As we are all (I hope …) painfully aware, decent backups are absolutely
vital. Last week I looked at a potential option for offsite backup, and
solutions like Bacula are excellent for
providing a stable, reliable onsite backup, with historical data available.
But these solutions don’t provide rapid access to the backed-up
data in the event of a major disk crash (e.g., if a centralized home
disk bites the dust, leaving everyone on the system unable to work).
What you want here is an instant slot-in replacement, and for this,
rsync is an excellent option.
rsync doesn’t keep historical data, but if all you want is a
nightly current snapshot, it does that very well. You can use a “proper”
backup solution for your historical data.
Either set rsync up onto a disk that you can physically slot in to your
regular or another server; or use a spare machine that can be plugged in
immediately instead (e.g., by changing your NFS mappings).
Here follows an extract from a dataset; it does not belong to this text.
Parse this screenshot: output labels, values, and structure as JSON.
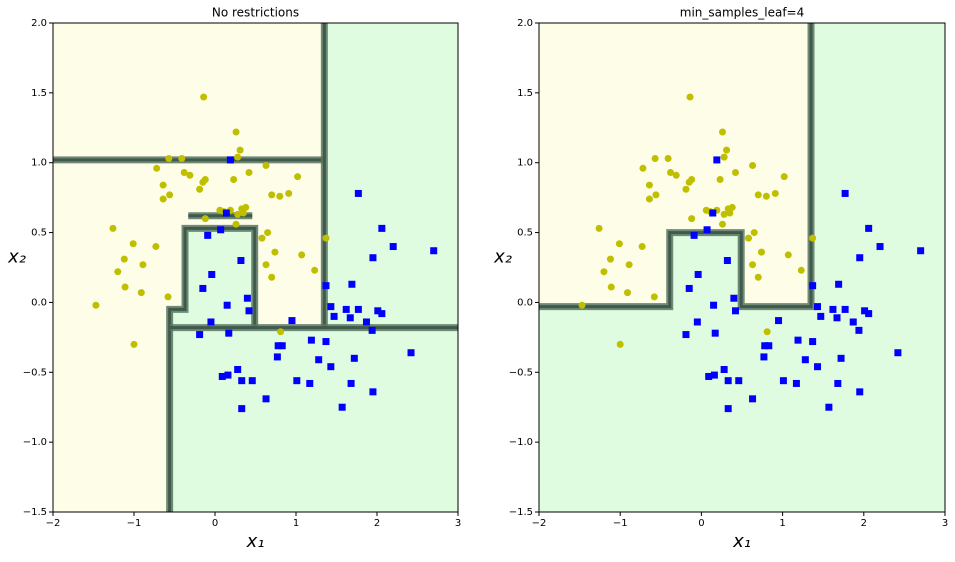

Set up a
cron job to synchronise nightly, and you’re done. In the event
of a serious main server crash, just slot in the new disk and get everyone up
and running again with only 24 hours of data lost — which if your backup
schedule permits, you can then recover at leisure.
Be aware that although this will work if the main disk crashes overnight — as
rsync will not be able to access it so won’t run — it will not work if something more subtle goes wrong. In this case, both disks will have corrupt
data, and you’re back to using your normal backups for a regular restore.